Recycled Rhapsody
It all began with a doomed piece of playground equipment and a dirty yogurt tub.
San Francisco-based composer Nathaniel Stookey had more than a passing admiration for the sprawling metal rainbow-colored play structure in Golden Gate Park, where he regularly took his children to play. “While my kids were in there, I started playing on this thing. It had all kinds of different metal panels, and I just kind of worked my way around, playing on it and thinking how much fun it would be to bring a bunch of professional musicians to the playground and do a concert on this play structure.”
But it was not to be. The playground was abruptly renovated to accommodate safety concerns, and the play structure was dismantled.
Around the same time, Stookey visited San Francisco Recycling's Web site to determine whether he needed to rinse a yogurt tub before depositing it in his recycling bin. While unable to find an answer to his query, he did discover SF Recycling's Artist In Residence Program. Traditionally, the program had hosted sculptors, collage makers and other visual artists, but Stookey was convinced garbage could be musical as well.

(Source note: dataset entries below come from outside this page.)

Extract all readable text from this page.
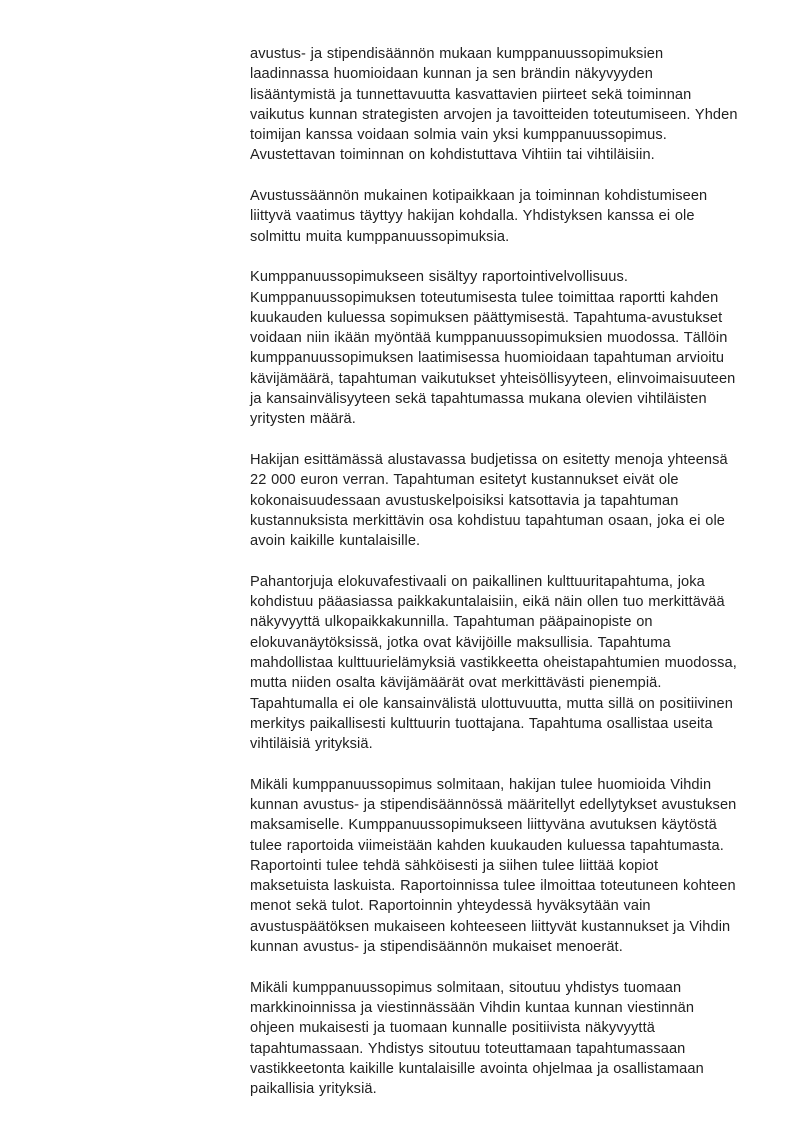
avustus- ja stipendisäännön mukaan kumppanuussopimuksien laadinnassa huomioidaan kunnan ja sen brändin näkyvyyden lisääntymistä ja tunnettavuutta kasvattavien piirteet sekä toiminnan vaikutus kunnan strategisten arvojen ja tavoitteiden toteutumiseen. Yhden toimijan kanssa voidaan solmia vain yksi kumppanuussopimus. Avustettavan toiminnan on kohdistuttava Vihtiin tai vihtiläisiin.

Avustussäännön mukainen kotipaikkaan ja toiminnan kohdistumiseen liittyvä vaatimus täyttyy hakijan kohdalla. Yhdistyksen kanssa ei ole solmittu muita kumppanuussopimuksia.

Kumppanuussopimukseen sisältyy raportointivelvollisuus. Kumppanuussopimuksen toteutumisesta tulee toimittaa raportti kahden kuukauden kuluessa sopimuksen päättymisestä. Tapahtuma-avustukset voidaan niin ikään myöntää kumppanuussopimuksien muodossa. Tällöin kumppanuussopimuksen laatimisessa huomioidaan tapahtuman arvioitu kävijämäärä, tapahtuman vaikutukset yhteisöllisyyteen, elinvoimaisuuteen ja kansainvälisyyteen sekä tapahtumassa mukana olevien vihtiläisten yritysten määrä.

Hakijan esittämässä alustavassa budjetissa on esitetty menoja yhteensä 22 000 euron verran. Tapahtuman esitetyt kustannukset eivät ole kokonaisuudessaan avustuskelpoisiksi katsottavia ja tapahtuman kustannuksista merkittävin osa kohdistuu tapahtuman osaan, joka ei ole avoin kaikille kuntalaisille.

Pahantorjuja elokuvafestivaali on paikallinen kulttuuritapahtuma, joka kohdistuu pääasiassa paikkakuntalaisiin, eikä näin ollen tuo merkittävää näkyvyyttä ulkopaikkakunnilla. Tapahtuman pääpainopiste on elokuvanäytöksissä, jotka ovat kävijöille maksullisia. Tapahtuma mahdollistaa kulttuurielämyksiä vastikkeetta oheistapahtumien muodossa, mutta niiden osalta kävijämäärät ovat merkittävästi pienempiä. Tapahtumalla ei ole kansainvälistä ulottuvuutta, mutta sillä on positiivinen merkitys paikallisesti kulttuurin tuottajana. Tapahtuma osallistaa useita vihtiläisiä yrityksiä.

Mikäli kumppanuussopimus solmitaan, hakijan tulee huomioida Vihdin kunnan avustus- ja stipendisäännössä määritellyt edellytykset avustuksen maksamiselle. Kumppanuussopimukseen liittyväna avutuksen käytöstä tulee raportoida viimeistään kahden kuukauden kuluessa tapahtumasta. Raportointi tulee tehdä sähköisesti ja siihen tulee liittää kopiot maksetuista laskuista. Raportoinnissa tulee ilmoittaa toteutuneen kohteen menot sekä tulot. Raportoinnin yhteydessä hyväksytään vain avustuspäätöksen mukaiseen kohteeseen liittyvät kustannukset ja Vihdin kunnan avustus- ja stipendisäännön mukaiset menoerät.

Mikäli kumppanuussopimus solmitaan, sitoutuu yhdistys tuomaan markkinoinnissa ja viestinnässään Vihdin kuntaa kunnan viestinnän ohjeen mukaisesti ja tuomaan kunnalle positiivista näkyvyyttä tapahtumassaan. Yhdistys sitoutuu toteuttamaan tapahtumassaan vastikkeetonta kaikille kuntalaisille avointa ohjelmaa ja osallistamaan paikallisia yrityksiä.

Stookey briefly entertained visions of unearthing his beloved play structure from the landfill, reassembling it and bringing his original idea to fruition. “This was before realizing that [SF Recycling] is actually a transfer station and that the rainbow play structure probably found its final resting place many miles from the dump where I ended up,” he says, dejectedly.
Instead, Stookey created a motley ensemble using pipes, pans, mixing bowls, bottles, serving trays, deck railings, dresser drawers, oil drums, bike wheels, saws, garbage cans, bathroom fixtures, bird-cages and shopping carts, selecting items primarily for their resonance. To feature the unique instruments, he wrote a three-movement symphony called Junkestra, which premiered on May 25, conducted by Benjamin Shwartz of the San Francisco Symphony and performed by eight members of the symphony's youth orchestra.

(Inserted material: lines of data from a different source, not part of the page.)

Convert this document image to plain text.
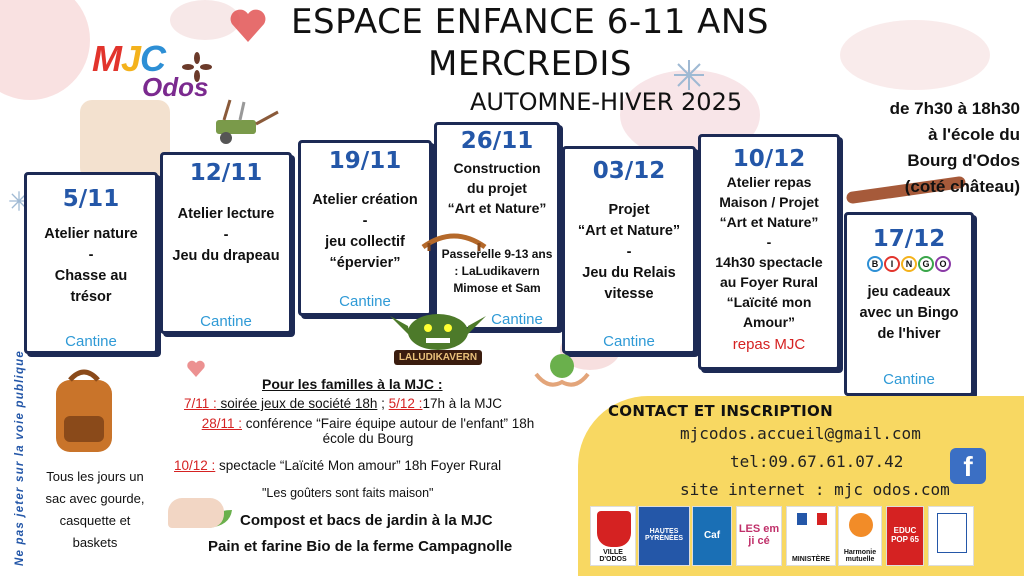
ESPACE ENFANCE 6-11 ANS
MERCREDIS
AUTOMNE-HIVER 2025
MJC
Odos
de 7h30 à 18h30
à l'école du
Bourg d'Odos
(coté château)
5/11
Atelier nature
-
Chasse au
trésor
Cantine
12/11
Atelier lecture
-
Jeu du drapeau
Cantine
19/11
Atelier création
-
jeu collectif
“épervier”
Cantine
26/11
Construction
du projet
“Art et Nature”
Passerelle 9-13 ans
: LaLudikavern
Mimose et Sam
Cantine
03/12
Projet
“Art et Nature”
-
Jeu du Relais
vitesse
Cantine
10/12
Atelier repas
Maison / Projet
“Art et Nature”
-
14h30 spectacle
au Foyer Rural
“Laïcité mon
Amour”
repas MJC
17/12
B	I	N	G	O
jeu cadeaux
avec un Bingo
de l'hiver
Cantine
LALUDIKAVERN
Pour les familles à la MJC :
7/11 : soirée jeux de société 18h ; 5/12 :17h à la MJC
28/11 : conférence “Faire équipe autour de l'enfant” 18h
école du Bourg
10/12 : spectacle “Laïcité Mon amour” 18h Foyer Rural
"Les goûters sont faits maison"
Compost et bacs de jardin à la MJC
Pain et farine Bio de la ferme Campagnolle
Tous les jours un
sac avec gourde,
casquette et
baskets
Ne pas jeter sur la voie publique	CONTACT ET INSCRIPTION
mjcodos.accueil@gmail.com
tel:09.67.61.07.42
site internet : mjc odos.com
f
VILLE D'ODOS
HAUTES PYRÉNÉES	Caf LES em ji cé
MINISTÈRE
Harmonie mutuelle
EDUC POP 65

Stookey has worked with symphonies around the world and says coaxing melodies from discarded kitchen implements was surprisingly analogous. “It's very percussion driven, but it's completely melodic and harmonic, just like anything I would write for symphony orchestra.”
The challenge, says Stookey, was labeling the pitch of each instrument. Since none of the instruments are tuned to a conventional scale, the notes produced tend to fall between the cracks. As he puts it, “No one B Flat in the Junkestra is the same as B Flat in another instrument in the Junkestra.”
But Stookey says that was just part of the intrigue of the project. “The instruments came in whatever pitches they came in, so the music that I wrote for them very much grew out of the instruments themselves — this kind of natural sound of the dump, if there is such a thing.”